Mission Engineering (ME) is the deliberate planning, analyzing, organizing, and integrating of current and emerging operational and system capabilities to achieve desired warfighting mission effects.

ME is an analytical and data-driven approach to decompose and analyze the constituent parts of a mission in order to identify measurable trade-offs and draw conclusions.

Mission Engineering studies and analyses seek answers to key technical challenges identified by the OSD, Joint Staff, Services, and Combatant Commands.

OUSD(R&E) develops, implements, and shares the ME process and methodology, best practices, and ME products with a user community across the Department of Defense.
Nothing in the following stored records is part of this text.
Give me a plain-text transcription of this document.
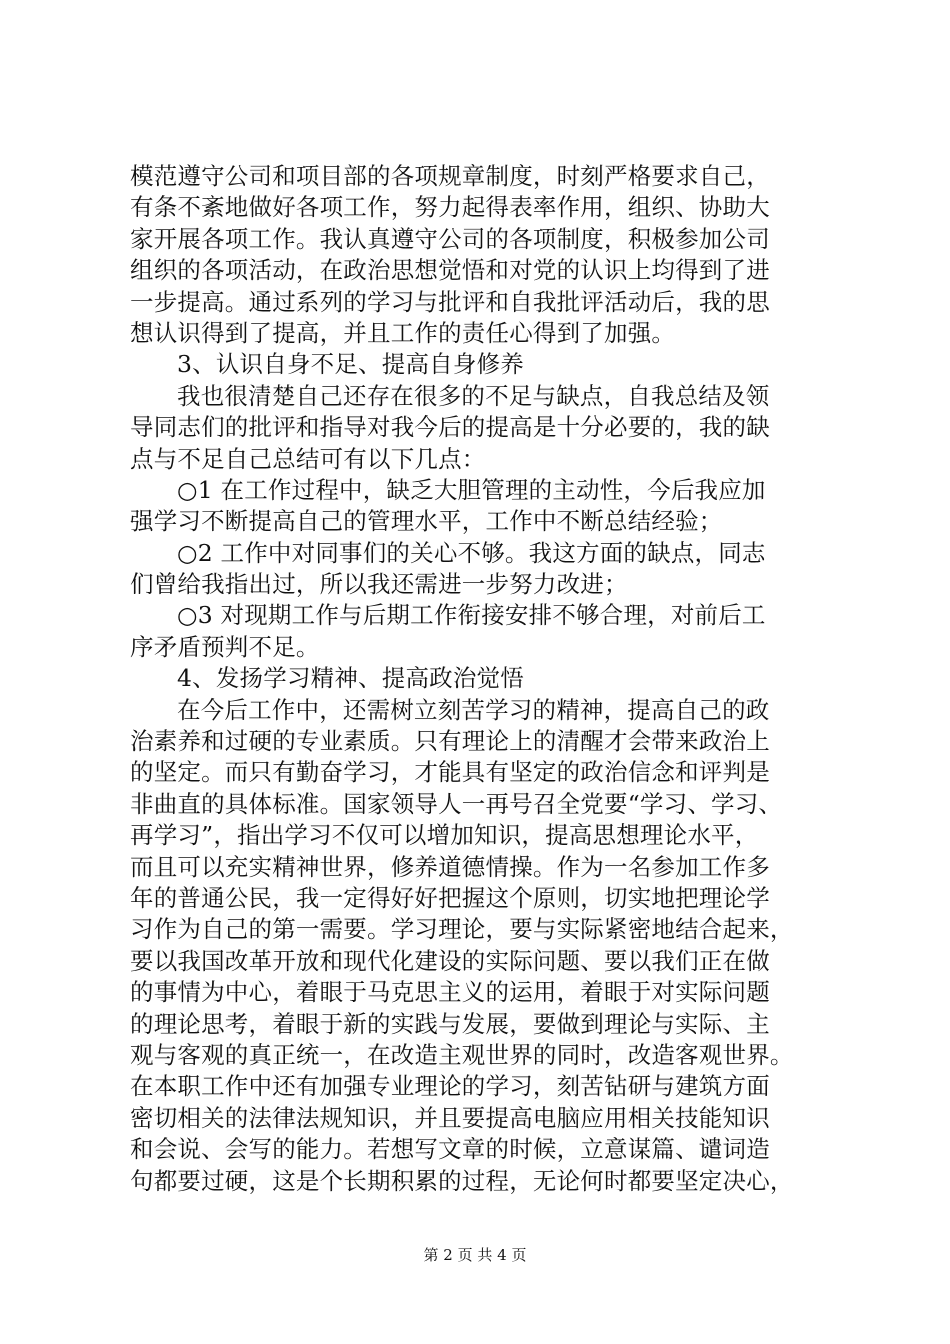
模范遵守公司和项目部的各项规章制度，时刻严格要求自己，
有条不紊地做好各项工作，努力起得表率作用，组织、协助大
家开展各项工作。我认真遵守公司的各项制度，积极参加公司
组织的各项活动，在政治思想觉悟和对党的认识上均得到了进
一步提高。通过系列的学习与批评和自我批评活动后，我的思
想认识得到了提高，并且工作的责任心得到了加强。
3、认识自身不足、提高自身修养
我也很清楚自己还存在很多的不足与缺点，自我总结及领
导同志们的批评和指导对我今后的提高是十分必要的，我的缺
点与不足自己总结可有以下几点：
○1 在工作过程中，缺乏大胆管理的主动性，今后我应加
强学习不断提高自己的管理水平，工作中不断总结经验；
○2 工作中对同事们的关心不够。我这方面的缺点，同志
们曾给我指出过，所以我还需进一步努力改进；
○3 对现期工作与后期工作衔接安排不够合理，对前后工
序矛盾预判不足。
4、发扬学习精神、提高政治觉悟
在今后工作中，还需树立刻苦学习的精神，提高自己的政
治素养和过硬的专业素质。只有理论上的清醒才会带来政治上
的坚定。而只有勤奋学习，才能具有坚定的政治信念和评判是
非曲直的具体标准。国家领导人一再号召全党要“学习、学习、
再学习”，指出学习不仅可以增加知识，提高思想理论水平，
而且可以充实精神世界，修养道德情操。作为一名参加工作多
年的普通公民，我一定得好好把握这个原则，切实地把理论学
习作为自己的第一需要。学习理论，要与实际紧密地结合起来，
要以我国改革开放和现代化建设的实际问题、要以我们正在做
的事情为中心，着眼于马克思主义的运用，着眼于对实际问题
的理论思考，着眼于新的实践与发展，要做到理论与实际、主
观与客观的真正统一，在改造主观世界的同时，改造客观世界。
在本职工作中还有加强专业理论的学习，刻苦钻研与建筑方面
密切相关的法律法规知识，并且要提高电脑应用相关技能知识
和会说、会写的能力。若想写文章的时候，立意谋篇、谴词造
句都要过硬，这是个长期积累的过程，无论何时都要坚定决心，
第 2 页 共 4 页
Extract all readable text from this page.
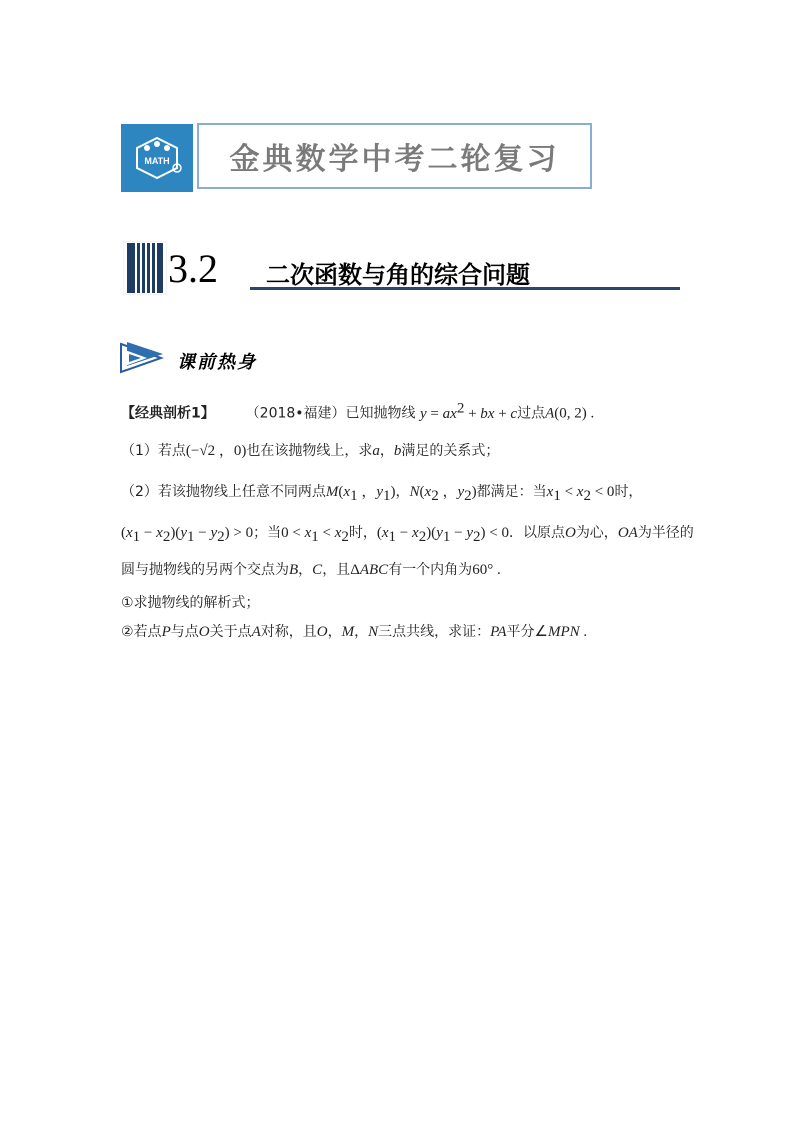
MATH 金典数学中考二轮复习
3.2 二次函数与角的综合问题
课前热身
【经典剖析1】 （2018•福建）已知抛物线 $y = ax^2$ + bx + c过点A(0, 2) .
（1）若点(−√2 ，0)也在该抛物线上，求a，b满足的关系式；
（2）若该抛物线上任意不同两点$M(x_1$ ，$y_1$)，$N(x_2$ ，$y_2$)都满足：当$x_1 < x_2 < 0$时，
$(x_1 - x_2)(y_1 - y_2) > 0$；当$0 < x_1 < x_2$时，$(x_1 - x_2)(y_1 - y_2) < 0$．以原点O为心，OA为半径的
圆与抛物线的另两个交点为B，C，且ΔABC有一个内角为60° .
①求抛物线的解析式；
②若点P与点O关于点A对称，且O，M，N三点共线，求证：PA平分∠MPN .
In addition, R&E has adopted mission engineering as a key element in the organization and executed ME analyses or studies to evaluate missions and assess efficacy of advanced technology from the modernization areas. These studies are coordinated across numerous stakeholders.

ME Principles

Follow a mission-focused, threat-informed approach to identify capabilities and technologies to achieve mission objectives and close capability gaps.

Evaluate systems and systems of systems (SoS) in an operational mission context to inform stakeholders about building the right things, not just building things right.

Use validated mission definitions and trustworthy and curated data sets as the basis for analyses to answer a set of operational or tactical questions.

Ensure to balance the time frame of interest, analytical rigor to be used, and the complexity of the problem to be addressed.

Begin with the end in mind, a carefully articulated problem statement, the characterization of the mission and identification of metrics, and working through the collection of data and models needed to analyze the mission and document/convey the outputs (results).